BACKGROUND/AIMS: Minimal change disease (MCD) and focal segmental glomerulosclerosis (FSGS) are common causes of nephrotic syndrome (NS) in adults. However, induction of remission and sustained control of proteinuria is often difficult. Recently, B cell-directed therapy using the anti-CD20 antibody rituximab has been suggested as induction regimen in pediatric FSGS and MCD patients. Data on rituximab use in adults are still limited.
We report on rituximab use in five consecutively treated adult patients (mean age 42.2 ± 9.9 years) with FSGS or relapsing MCD (2 FSGS, 3 MCD) who failed to respond to standard immunosuppressive treatment. Median follow-up was 8 months (3-25).
Rituximab induced complete remission in 2 MCD patients and partial remission in 3 patients. Proteinuria was reduced by 86.8% (42.9-95.2) 3 months and by 73.0% (60.1-95.5) 6 months after therapy. In 1 patient with severe FSGS, partial remission was not evident before 6 months after rituximab treatment. Relapses occurred in 2 patients. No severe adverse events related to rituximab were observed.

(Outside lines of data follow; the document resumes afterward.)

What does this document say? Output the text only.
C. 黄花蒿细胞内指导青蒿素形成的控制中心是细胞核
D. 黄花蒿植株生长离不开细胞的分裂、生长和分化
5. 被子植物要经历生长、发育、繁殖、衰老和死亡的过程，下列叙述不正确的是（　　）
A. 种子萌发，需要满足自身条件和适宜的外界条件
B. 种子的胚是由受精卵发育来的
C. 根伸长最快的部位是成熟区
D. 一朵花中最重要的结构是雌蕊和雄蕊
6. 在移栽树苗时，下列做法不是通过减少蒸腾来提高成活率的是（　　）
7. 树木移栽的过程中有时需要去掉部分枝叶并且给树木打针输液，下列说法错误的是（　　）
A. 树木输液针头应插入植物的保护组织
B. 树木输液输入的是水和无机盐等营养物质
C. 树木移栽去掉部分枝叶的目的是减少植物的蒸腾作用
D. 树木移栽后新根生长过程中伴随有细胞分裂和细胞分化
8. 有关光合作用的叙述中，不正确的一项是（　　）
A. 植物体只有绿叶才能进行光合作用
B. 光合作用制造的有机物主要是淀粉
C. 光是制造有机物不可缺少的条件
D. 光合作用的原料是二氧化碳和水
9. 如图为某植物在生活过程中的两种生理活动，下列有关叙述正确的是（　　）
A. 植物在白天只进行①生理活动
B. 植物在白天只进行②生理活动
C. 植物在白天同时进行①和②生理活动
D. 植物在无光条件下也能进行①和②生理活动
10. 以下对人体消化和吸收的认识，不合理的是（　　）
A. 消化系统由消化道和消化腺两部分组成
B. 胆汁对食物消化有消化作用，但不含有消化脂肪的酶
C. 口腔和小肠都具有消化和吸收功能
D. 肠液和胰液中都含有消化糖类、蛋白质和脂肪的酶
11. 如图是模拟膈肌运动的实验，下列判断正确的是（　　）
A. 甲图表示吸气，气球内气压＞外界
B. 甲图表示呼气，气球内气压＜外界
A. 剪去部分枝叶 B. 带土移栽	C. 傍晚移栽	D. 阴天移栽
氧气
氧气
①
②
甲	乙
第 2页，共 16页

Our findings suggest that B cell-directed therapies are novel treatment options for adults with refractory NS. Response to rituximab varied, with MCD patients exhibiting a faster and more pronounced response compared to FSGS patients.

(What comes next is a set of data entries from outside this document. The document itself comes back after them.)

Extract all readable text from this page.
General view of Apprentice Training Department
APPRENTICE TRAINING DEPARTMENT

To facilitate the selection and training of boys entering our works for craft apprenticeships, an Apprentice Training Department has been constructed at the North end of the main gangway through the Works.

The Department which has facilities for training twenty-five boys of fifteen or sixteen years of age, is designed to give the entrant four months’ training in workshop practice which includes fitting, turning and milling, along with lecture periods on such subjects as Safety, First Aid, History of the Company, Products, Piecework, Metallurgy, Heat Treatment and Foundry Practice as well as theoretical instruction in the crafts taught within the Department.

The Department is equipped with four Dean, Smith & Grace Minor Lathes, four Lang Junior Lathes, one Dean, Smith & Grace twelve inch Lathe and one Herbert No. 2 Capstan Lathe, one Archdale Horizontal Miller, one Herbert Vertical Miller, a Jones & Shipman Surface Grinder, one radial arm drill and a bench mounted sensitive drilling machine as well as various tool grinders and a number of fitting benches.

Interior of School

背景/目的:微小病变性肾病(MCD)和局灶节段性肾小球硬化症(FSGS)是成人肾病综合征(NS)的常见病因。然而,诱导缓解和持续控制蛋白尿往往较为困难。最近,使用抗 CD20 抗体利妥昔单抗的 B 细胞靶向治疗被建议用于儿科 FSGS 和 MCD 患者的诱导方案。关于利妥昔单抗在成人中的应用数据仍然有限。
我们报告了连续治疗的 5 例成人 FSGS 或复发性 MCD 患者(平均年龄 42.2±9.9 岁,2 例 FSGS,3 例 MCD)的利妥昔单抗使用情况,这些患者对标准免疫抑制治疗无反应。中位随访时间为 8 个月(3-25)。
利妥昔单抗诱导 2 例 MCD 患者完全缓解,3 例患者部分缓解。蛋白尿在治疗后 3 个月时减少了 86.8%(42.9-95.2),在 6 个月时减少了 73.0%(60.1-95.5)。在 1 例严重 FSGS 患者中,在利妥昔单抗治疗后 6 个月之前未出现部分缓解。2 例患者复发。未观察到与利妥昔单抗相关的严重不良事件。
我们的研究结果表明,B 细胞靶向治疗是难治性 NS 成人的一种新的治疗选择。对利妥昔单抗的反应存在差异,MCD 患者的反应更快、更明显,而 FSGS 患者则较慢。